Donc dans l’émission de samedi dernier (pour n’écouter que le passage sur l’euro, télécharger en podcast et écouter de la 14e à la 21e minute environ), une phrase de François Lenglet a remis en cause quelques unes des certitudes ancrées de longue date dans mon cerveau de financier. J’en profite pour revenir de façon un peu iconoclaste sur le sujet d’une sortie de l’euro.
Sur ce sujet, les échanges des invités de Fabrice Lundy opposaient en gros les passions (au sens spinozien) des peuples et les réalités financières.
A la tentation soulignée par François Lenglet d’une dévaluation en Grèce aujourd’hui et en Espagne demain, Philippe Tibi (Président d’UBS en France) opposait, non sans raison, que la Grèce se financerait alors non pas à 6 %, mais à un taux prohibitif de 15 %.

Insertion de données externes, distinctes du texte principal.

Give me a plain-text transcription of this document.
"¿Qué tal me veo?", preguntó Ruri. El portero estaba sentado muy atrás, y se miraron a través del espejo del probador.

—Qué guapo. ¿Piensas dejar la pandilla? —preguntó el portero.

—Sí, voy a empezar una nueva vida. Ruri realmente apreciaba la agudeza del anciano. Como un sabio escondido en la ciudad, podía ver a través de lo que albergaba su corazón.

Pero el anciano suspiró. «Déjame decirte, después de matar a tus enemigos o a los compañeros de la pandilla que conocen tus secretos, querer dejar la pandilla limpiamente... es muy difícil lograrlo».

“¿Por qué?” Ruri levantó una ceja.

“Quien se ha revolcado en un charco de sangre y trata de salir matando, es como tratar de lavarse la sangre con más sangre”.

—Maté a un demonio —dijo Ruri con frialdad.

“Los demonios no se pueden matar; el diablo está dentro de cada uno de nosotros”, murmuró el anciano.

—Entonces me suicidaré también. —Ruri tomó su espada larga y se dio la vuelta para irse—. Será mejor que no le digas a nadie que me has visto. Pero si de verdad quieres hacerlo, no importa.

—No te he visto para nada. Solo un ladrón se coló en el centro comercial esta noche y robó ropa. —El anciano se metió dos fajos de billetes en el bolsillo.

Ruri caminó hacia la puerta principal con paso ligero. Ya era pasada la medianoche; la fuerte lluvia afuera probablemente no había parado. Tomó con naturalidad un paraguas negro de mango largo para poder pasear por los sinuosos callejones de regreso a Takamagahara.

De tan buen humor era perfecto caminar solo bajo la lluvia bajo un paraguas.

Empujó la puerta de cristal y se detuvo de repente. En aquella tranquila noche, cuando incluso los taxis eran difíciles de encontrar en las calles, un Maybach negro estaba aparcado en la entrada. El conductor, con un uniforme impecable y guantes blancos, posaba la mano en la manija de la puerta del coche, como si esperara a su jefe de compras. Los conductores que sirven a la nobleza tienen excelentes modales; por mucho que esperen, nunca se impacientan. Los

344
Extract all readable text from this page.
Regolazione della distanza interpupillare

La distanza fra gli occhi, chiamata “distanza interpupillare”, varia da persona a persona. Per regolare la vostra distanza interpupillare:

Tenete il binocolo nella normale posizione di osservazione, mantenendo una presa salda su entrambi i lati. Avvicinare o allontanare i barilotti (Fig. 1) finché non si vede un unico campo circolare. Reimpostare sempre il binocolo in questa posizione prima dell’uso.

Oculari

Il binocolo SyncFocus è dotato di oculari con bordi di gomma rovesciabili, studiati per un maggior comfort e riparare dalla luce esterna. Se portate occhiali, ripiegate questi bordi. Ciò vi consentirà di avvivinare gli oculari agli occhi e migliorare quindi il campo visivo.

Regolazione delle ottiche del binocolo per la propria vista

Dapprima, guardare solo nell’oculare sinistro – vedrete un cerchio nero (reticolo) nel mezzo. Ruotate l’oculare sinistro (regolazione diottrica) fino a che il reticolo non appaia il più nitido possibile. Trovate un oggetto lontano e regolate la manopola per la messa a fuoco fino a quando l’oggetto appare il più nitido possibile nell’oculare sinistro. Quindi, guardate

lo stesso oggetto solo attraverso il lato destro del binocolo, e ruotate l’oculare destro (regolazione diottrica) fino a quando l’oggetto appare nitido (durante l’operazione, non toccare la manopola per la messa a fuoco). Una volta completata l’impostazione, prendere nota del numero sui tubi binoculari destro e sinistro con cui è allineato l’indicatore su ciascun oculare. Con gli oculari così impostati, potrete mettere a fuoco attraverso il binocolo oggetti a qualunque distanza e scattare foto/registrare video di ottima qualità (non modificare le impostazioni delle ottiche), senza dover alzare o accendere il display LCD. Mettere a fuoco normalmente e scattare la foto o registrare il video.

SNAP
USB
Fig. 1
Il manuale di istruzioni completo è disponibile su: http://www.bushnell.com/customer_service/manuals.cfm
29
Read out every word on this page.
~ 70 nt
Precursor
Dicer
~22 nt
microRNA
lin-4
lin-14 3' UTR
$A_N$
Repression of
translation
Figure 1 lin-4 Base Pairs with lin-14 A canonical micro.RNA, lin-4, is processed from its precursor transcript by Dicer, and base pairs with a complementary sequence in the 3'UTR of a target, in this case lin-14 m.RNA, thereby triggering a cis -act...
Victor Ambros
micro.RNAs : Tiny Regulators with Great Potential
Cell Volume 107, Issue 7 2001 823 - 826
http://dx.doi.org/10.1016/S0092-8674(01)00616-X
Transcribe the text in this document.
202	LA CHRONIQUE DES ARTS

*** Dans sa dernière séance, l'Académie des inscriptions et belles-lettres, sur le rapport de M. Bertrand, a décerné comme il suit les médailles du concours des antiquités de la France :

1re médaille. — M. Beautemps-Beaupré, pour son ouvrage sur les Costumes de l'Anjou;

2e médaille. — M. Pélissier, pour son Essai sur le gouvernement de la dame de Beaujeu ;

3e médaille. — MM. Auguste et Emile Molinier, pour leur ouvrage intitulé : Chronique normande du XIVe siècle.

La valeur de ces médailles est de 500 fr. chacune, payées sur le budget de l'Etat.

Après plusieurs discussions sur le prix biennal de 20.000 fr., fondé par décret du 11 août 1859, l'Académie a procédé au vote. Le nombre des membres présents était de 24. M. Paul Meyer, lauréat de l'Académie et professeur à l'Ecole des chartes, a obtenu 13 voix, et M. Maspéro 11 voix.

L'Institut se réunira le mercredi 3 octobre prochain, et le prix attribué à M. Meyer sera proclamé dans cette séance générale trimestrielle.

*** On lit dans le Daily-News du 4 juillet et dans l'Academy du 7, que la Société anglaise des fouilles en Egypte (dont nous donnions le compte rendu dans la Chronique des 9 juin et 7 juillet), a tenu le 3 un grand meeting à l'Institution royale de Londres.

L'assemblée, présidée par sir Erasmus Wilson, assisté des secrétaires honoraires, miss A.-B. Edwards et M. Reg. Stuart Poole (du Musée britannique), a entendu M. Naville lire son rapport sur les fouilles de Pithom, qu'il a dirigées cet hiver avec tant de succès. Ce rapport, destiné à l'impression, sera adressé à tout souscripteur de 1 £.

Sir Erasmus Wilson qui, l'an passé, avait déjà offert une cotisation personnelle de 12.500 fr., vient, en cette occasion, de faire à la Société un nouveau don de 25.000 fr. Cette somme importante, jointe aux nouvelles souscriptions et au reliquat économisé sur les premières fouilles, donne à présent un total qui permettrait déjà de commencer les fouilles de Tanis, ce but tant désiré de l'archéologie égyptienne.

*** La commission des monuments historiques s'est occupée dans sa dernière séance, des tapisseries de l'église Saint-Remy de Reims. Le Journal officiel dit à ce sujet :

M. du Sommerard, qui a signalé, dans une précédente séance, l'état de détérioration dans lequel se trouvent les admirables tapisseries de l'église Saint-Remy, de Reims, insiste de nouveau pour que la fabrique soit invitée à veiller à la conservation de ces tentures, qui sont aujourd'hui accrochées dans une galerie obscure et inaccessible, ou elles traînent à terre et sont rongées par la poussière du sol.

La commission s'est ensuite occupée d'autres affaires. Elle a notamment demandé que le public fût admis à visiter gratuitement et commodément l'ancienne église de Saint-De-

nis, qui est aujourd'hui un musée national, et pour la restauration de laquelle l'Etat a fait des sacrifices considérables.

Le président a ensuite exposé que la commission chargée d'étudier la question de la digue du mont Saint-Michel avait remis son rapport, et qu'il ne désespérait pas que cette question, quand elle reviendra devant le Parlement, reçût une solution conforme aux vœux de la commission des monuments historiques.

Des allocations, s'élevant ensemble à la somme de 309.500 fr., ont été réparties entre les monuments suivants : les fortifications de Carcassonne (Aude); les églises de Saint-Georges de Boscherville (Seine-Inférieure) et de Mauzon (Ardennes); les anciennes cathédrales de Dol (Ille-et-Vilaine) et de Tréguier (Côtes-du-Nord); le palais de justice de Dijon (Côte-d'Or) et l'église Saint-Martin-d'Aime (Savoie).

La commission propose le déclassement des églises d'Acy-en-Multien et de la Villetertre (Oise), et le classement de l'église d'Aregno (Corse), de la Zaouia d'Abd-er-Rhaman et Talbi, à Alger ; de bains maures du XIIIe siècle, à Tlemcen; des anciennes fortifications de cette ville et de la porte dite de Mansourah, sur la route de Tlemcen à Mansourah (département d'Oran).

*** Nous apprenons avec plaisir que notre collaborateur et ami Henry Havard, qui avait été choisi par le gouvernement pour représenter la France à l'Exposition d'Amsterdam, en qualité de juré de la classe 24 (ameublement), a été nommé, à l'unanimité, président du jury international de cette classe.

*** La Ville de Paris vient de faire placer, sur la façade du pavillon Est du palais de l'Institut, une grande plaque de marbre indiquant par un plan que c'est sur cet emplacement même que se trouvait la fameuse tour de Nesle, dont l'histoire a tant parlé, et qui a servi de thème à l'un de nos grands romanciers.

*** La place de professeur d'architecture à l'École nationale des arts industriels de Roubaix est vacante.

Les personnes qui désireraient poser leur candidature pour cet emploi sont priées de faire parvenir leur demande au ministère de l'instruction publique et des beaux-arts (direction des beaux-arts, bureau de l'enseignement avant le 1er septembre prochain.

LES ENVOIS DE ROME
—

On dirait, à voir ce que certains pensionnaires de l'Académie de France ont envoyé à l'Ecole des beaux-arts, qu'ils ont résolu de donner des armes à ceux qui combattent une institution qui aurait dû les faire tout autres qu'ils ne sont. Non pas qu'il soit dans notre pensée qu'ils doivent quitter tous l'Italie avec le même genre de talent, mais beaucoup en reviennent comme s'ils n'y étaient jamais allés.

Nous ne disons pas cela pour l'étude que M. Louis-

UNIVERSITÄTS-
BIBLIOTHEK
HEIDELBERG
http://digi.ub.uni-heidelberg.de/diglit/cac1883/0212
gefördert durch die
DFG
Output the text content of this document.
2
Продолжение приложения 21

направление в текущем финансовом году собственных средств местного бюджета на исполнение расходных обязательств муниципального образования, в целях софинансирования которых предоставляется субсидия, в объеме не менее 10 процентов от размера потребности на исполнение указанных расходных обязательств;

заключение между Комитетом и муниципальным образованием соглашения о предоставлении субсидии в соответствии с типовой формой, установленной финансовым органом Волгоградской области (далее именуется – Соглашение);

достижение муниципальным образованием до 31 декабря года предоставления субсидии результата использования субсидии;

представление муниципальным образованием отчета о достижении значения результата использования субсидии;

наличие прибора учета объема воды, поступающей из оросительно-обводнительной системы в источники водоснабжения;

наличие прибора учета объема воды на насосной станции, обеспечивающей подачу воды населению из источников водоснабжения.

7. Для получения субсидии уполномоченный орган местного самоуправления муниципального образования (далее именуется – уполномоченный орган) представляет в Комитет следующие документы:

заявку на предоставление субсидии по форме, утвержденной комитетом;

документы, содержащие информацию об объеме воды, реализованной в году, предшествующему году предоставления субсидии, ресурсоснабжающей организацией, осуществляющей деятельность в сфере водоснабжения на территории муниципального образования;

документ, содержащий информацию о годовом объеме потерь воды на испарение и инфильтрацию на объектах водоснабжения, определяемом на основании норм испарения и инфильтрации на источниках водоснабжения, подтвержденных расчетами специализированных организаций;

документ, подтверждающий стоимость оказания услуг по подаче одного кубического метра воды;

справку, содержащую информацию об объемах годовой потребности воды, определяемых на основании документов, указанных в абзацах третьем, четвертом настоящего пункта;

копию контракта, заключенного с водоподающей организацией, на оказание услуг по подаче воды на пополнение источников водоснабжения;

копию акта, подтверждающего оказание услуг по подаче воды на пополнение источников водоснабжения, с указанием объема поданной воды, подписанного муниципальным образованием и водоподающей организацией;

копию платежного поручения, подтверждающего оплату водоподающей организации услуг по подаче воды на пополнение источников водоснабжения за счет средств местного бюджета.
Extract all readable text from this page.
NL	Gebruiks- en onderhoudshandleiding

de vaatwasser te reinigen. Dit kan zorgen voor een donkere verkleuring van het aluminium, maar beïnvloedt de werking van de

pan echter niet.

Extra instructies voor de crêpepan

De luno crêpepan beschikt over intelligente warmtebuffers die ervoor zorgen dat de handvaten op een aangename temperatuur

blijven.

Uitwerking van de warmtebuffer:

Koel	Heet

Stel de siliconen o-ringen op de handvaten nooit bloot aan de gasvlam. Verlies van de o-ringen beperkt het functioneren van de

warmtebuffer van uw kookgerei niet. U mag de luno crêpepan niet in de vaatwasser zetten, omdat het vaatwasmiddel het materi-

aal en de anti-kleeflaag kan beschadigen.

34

Et François Lenglet de rétorquer alors que certes, mais qu’une dévaluation rassurerait les marchés par la promesse d’une croissance future (ça, j’y crois moyen mais j’y reviendrai), et surtout que l’euro était devenu le franc CFA de l’Europe du Sud, ce qui arrange les élites locales en préservant leur pouvoir d’achat international et en leur permettant de délocaliser leur épargne à l’étranger. Un argument qui, je dois l’avouer, a fait mouche dans mon esprit.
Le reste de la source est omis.